I was reading a book on Lie groups where they define a function $f: GL(n,C)->GL(n,C)$, by
$f(B)=B^\dagger B$
where $B \in GL(n,C)$, and $GL(n,C)$ denotes the general linear group over C (complex field).
They mention something like "it's easy to see $f$ is continuous". It doesn't seem very obvious to me, is there a simple way to see this? I am not very fluent in topology so I apologize if this question is very trivial. Thanks in advance.
1 . The topology on $G = \textrm{GL}_n(\mathbb{C})$ is the subspace topology coming from $\mathbb{C}^{n^2}$, the $n^2$-fold product of copies of $\mathbb{C}$.
2 . If $Z$ is a subspace of a topological space $Y$, then a function $f: X \rightarrow Z$ is continuous if and only if $f$ is continuous as a map from $X$ to $Y$. This follows directly from the definition of the subspace topology.

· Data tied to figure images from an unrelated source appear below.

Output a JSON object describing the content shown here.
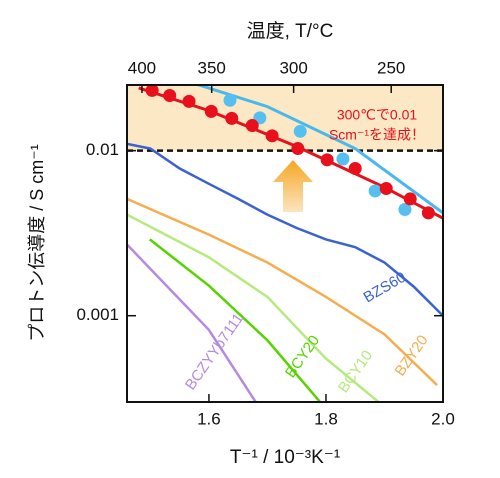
{
  "chart_data": {
    "type": "line",
    "xlabel": "T⁻¹ / 10⁻³K⁻¹",
    "ylabel": "プロトン伝導度  / S cm⁻¹",
    "x2label": "温度, T/°C",
    "xlim": [
      1.46,
      2.0
    ],
    "xticks": [
      1.6,
      1.8,
      {
        "value": 2,
        "label": "2.0"
      }
    ],
    "ylim": [
      0.0003,
      0.025
    ],
    "yticks": [
      0.001,
      0.01
    ],
    "yscale": "log",
    "x2ticks": [
      400,
      350,
      300,
      250
    ],
    "threshold": 0.01,
    "annotations": [
      "300℃で0.01",
      "Scm⁻¹を達成！"
    ],
    "series": [
      {
        "name": "BZS60",
        "color": "#3b63cf",
        "x": [
          1.46,
          1.5,
          1.55,
          1.6,
          1.65,
          1.7,
          1.75,
          1.8,
          1.85,
          1.9,
          1.95,
          2.0
        ],
        "values": [
          0.011,
          0.0103,
          0.0078,
          0.0063,
          0.0051,
          0.0041,
          0.0034,
          0.0029,
          0.0026,
          0.0021,
          0.0015,
          0.001
        ]
      },
      {
        "name": "BZY20",
        "color": "#f5ad4e",
        "x": [
          1.46,
          1.6,
          1.7,
          1.8,
          1.9,
          1.99
        ],
        "values": [
          0.0051,
          0.0031,
          0.0021,
          0.0013,
          0.00077,
          0.00038
        ]
      },
      {
        "name": "BCY10",
        "color": "#b5ea7c",
        "x": [
          1.46,
          1.6,
          1.7,
          1.8,
          1.89
        ],
        "values": [
          0.0041,
          0.00226,
          0.0013,
          0.00055,
          0.0003
        ]
      },
      {
        "name": "BCY20",
        "color": "#55d400",
        "x": [
          1.499,
          1.6,
          1.7,
          1.79
        ],
        "values": [
          0.0029,
          0.00152,
          0.00071,
          0.0003
        ]
      },
      {
        "name": "BCZYYb7111",
        "color": "#b58ae0",
        "x": [
          1.46,
          1.6,
          1.68
        ],
        "values": [
          0.0027,
          0.00082,
          0.0003
        ]
      },
      {
        "color": "#4bb8ec",
        "x": [
          1.568,
          1.7,
          1.85,
          2.0
        ],
        "values": [
          0.026,
          0.0185,
          0.0103,
          0.0042
        ]
      },
      {
        "color": "#e8101a",
        "x": [
          1.48,
          1.6,
          1.75,
          1.9,
          2.0
        ],
        "values": [
          0.024,
          0.0175,
          0.0106,
          0.006,
          0.0039
        ]
      },
      {
        "color": "#55bff0",
        "marker": true,
        "x": [
          1.636,
          1.687,
          1.756,
          1.829,
          1.884,
          1.935
        ],
        "values": [
          0.0202,
          0.0158,
          0.0131,
          0.0089,
          0.0057,
          0.0044
        ]
      },
      {
        "color": "#e8101a",
        "marker": true,
        "x": [
          1.503,
          1.533,
          1.566,
          1.604,
          1.639,
          1.674,
          1.708,
          1.752,
          1.802,
          1.85,
          1.903,
          1.944,
          1.975
        ],
        "values": [
          0.0232,
          0.0216,
          0.0199,
          0.0173,
          0.0157,
          0.0142,
          0.0123,
          0.0103,
          0.0088,
          0.0078,
          0.0059,
          0.0051,
          0.0042
        ]
      }
    ]
  }
}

Similarly, if $S$ is a subspace of $X$, and $f: X \rightarrow Y$ is a continuous function, then the restriction of $f$ to $S$ is a continuous function from $S$ to $Y$.
3 . If $Y$ is a topological space, and $n$ is an integer, let $Y^n$ be the $n$-fold product of copies of $Y$. Let $\pi_i: Y^n \rightarrow Y$ be the function $(y_1, ... , y_n) \mapsto y_i$. A function $f: X \rightarrow Y^n$ is continuous if and only if each $\pi_i \circ f: X \rightarrow Y$ is continuous. This follows directly from the definition of the product topology.
Using these principles, you can reduce the problem to verifying that certain functions $\mathbb{C}^{n^2} \rightarrow \mathbb{C}$ are continuous.